Laravel has a great mechanism of migrations, but what if you want to visualize your DB schema to see all in one place – to discuss with colleagues, for example. There is a great tool for that – here’s a brief overview of Laravel Schema Designer.
Created by Thomas Roelens back in 2013, it still remains an active project – in 2015 it was updated for Laravel 5 version.
In short, LaravelSD is a place where you can create your database schema just by playing with tables/columns/relationships, and then – most important – generate your migration files from the visual schema.
Basically, you register (takes 30 seconds), then go to the main page, enter your database name and start creating a schema.

You start from a clear canvas and can add elements by clicking buttons on the top.

When you click Add Table, you get a popup to fill table name and other parameters.

You fill them in and here’s the result – table appears on our canvas, with a lot of buttons to change, basically, anything you want: table, columns, order etc.
As you can see, there are Laravel increments and timestamps already prepared for you.

You can also drag-drop fields to change the order.
Let’s add another column title. Again, as you can see – a lot of options, related to Laravel functionality.

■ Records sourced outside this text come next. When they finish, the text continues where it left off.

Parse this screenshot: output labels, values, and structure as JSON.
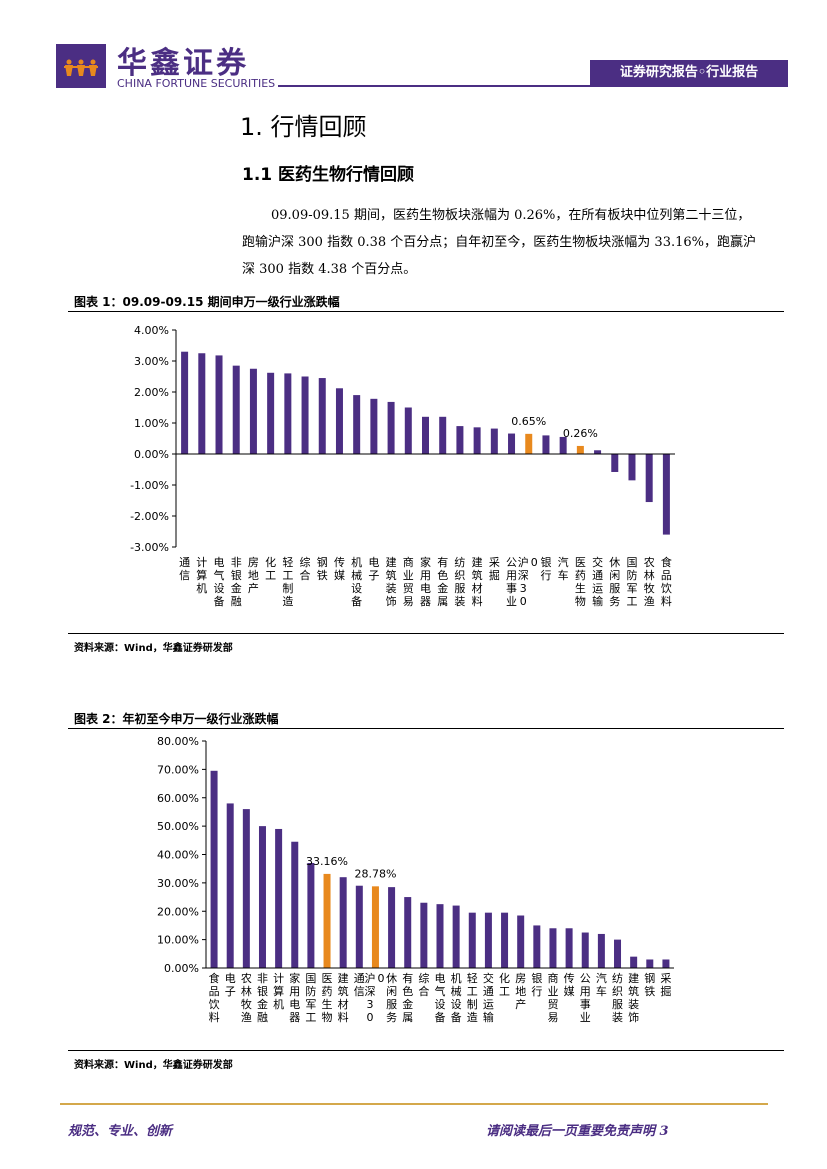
{
  "header": {
    "brand_cn": "华鑫证券",
    "brand_en": "CHINA FORTUNE SECURITIES",
    "report_tag": "证券研究报告◦行业报告"
  },
  "section": {
    "h1": "1. 行情回顾",
    "h2": "1.1 医药生物行情回顾",
    "para": [
      "09.09-09.15 期间，医药生物板块涨幅为 0.26%，在所有板块中位列第二十三位，",
      "跑输沪深 300 指数 0.38 个百分点；自年初至今，医药生物板块涨幅为 33.16%，跑赢沪",
      "深 300 指数 4.38 个百分点。"
    ]
  },
  "figure1": {
    "title": "图表 1：09.09-09.15 期间申万一级行业涨跌幅",
    "source": "资料来源：Wind，华鑫证券研发部"
  },
  "figure2": {
    "title": "图表 2：年初至今申万一级行业涨跌幅",
    "source": "资料来源：Wind，华鑫证券研发部"
  },
  "footer": {
    "left": "规范、专业、创新",
    "right": "请阅读最后一页重要免责声明 3"
  },
  "colors": {
    "brand": "#4b2e83",
    "bar": "#4b2e83",
    "highlight": "#e8891e",
    "footer_rule": "#d4a84b"
  },
  "chart_data": [
    {
      "type": "bar",
      "ylim": [
        -3,
        4
      ],
      "y_ticks": [
        "4.00%",
        "3.00%",
        "2.00%",
        "1.00%",
        "0.00%",
        "-1.00%",
        "-2.00%",
        "-3.00%"
      ],
      "categories": [
        "通信",
        "计算机",
        "电气设备",
        "非银金融",
        "房地产",
        "化工",
        "轻工制造",
        "综合",
        "钢铁",
        "传媒",
        "机械设备",
        "电子",
        "建筑装饰",
        "商业贸易",
        "家用电器",
        "有色金属",
        "纺织服装",
        "建筑材料",
        "采掘",
        "公用事业",
        "沪深300",
        "银行",
        "汽车",
        "医药生物",
        "交通运输",
        "休闲服务",
        "国防军工",
        "农林牧渔",
        "食品饮料"
      ],
      "values": [
        3.3,
        3.25,
        3.18,
        2.85,
        2.75,
        2.62,
        2.6,
        2.5,
        2.45,
        2.12,
        1.9,
        1.78,
        1.68,
        1.5,
        1.2,
        1.2,
        0.9,
        0.86,
        0.82,
        0.66,
        0.65,
        0.6,
        0.55,
        0.26,
        0.12,
        -0.58,
        -0.85,
        -1.55,
        -2.6
      ],
      "highlight": [
        "沪深300",
        "医药生物"
      ],
      "data_labels": [
        {
          "category": "沪深300",
          "text": "0.65%"
        },
        {
          "category": "医药生物",
          "text": "0.26%"
        }
      ]
    },
    {
      "type": "bar",
      "ylim": [
        0,
        80
      ],
      "y_ticks": [
        "80.00%",
        "70.00%",
        "60.00%",
        "50.00%",
        "40.00%",
        "30.00%",
        "20.00%",
        "10.00%",
        "0.00%"
      ],
      "categories": [
        "食品饮料",
        "电子",
        "农林牧渔",
        "非银金融",
        "计算机",
        "家用电器",
        "国防军工",
        "医药生物",
        "建筑材料",
        "通信",
        "沪深300",
        "休闲服务",
        "有色金属",
        "综合",
        "电气设备",
        "机械设备",
        "轻工制造",
        "交通运输",
        "化工",
        "房地产",
        "银行",
        "商业贸易",
        "传媒",
        "公用事业",
        "汽车",
        "纺织服装",
        "建筑装饰",
        "钢铁",
        "采掘"
      ],
      "values": [
        69.5,
        58,
        56,
        50,
        49,
        44.5,
        37,
        33.16,
        32,
        29,
        28.78,
        28.5,
        25,
        23,
        22.5,
        22,
        19.5,
        19.5,
        19.5,
        18.5,
        15,
        14,
        14,
        12.5,
        12,
        10,
        4,
        3,
        3
      ],
      "highlight": [
        "医药生物",
        "沪深300"
      ],
      "data_labels": [
        {
          "category": "医药生物",
          "text": "33.16%"
        },
        {
          "category": "沪深300",
          "text": "28.78%"
        }
      ]
    }
  ]
}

And another important feature – foreign keys and relationships between tables. Let’s create another table called clients and then link those two together.
First – we create an unsigned integer column with foreign key.

Then – create a relationship: there is a first button on the top.

And here we have also quite a lot of things to choose from. All related to good old Laravel. Really impressive.

And ta-daaa! The result:

So this way you create tables, columns and relationships one-by-one, and here comes the most important/impressive part: as soon as you’re ready, you can export the schema. And not only schema – there are a lot of things to export on the menu:

Let’s take a schema import as an example – you just get a ZIP archive, which has database/migrations folder with these files in it:

With a real Laravel code:
use Illuminate\Database\Migrations\Migration;
use Illuminate\Database\Schema\Blueprint;
class CreateProjectsTable extends Migration {
public function up() {
Schema::create('projects', function(Blueprint $table) {
$table->increments('id');
$table->timestamps();
$table->string('title', 255);
$table->integer('client_id')->unsigned();
});
}
public function down() {
Schema::drop('projects');
}
}
So huge respect to the author again for such a tool – there are more functions to explore, so feel free to play with it and use for your projects.
A link once again: LaravelSD.com – Laravel Schema Designer
LaravelSD is a very useful tool. It not only helps me with creating migrations but also seeds, controllers, models (with relationships) and forms. I highly recommend it.
this is a testing data of whole city which is not genunie
seems like a great tool, make things simple at least for me (one thing less to deal with when building a new web app). I’m in the beginning of a new project, just about the phase when I need to decide the structure of the DB. for sure i’ll use it. Thanks
Extremely useful tool. Will be using it regularly
thanks for mention this website, I’m really happy to use this as replacement for MySQL Workbench. I’m not DB Admin, so mostly I used to use Visual tools
This tool is extremely useful. I think it would be great if this was bundled with Laravel.
Thas a really good tool, but how can you manage a large scale design? If my DB has 80 tables, what can I do?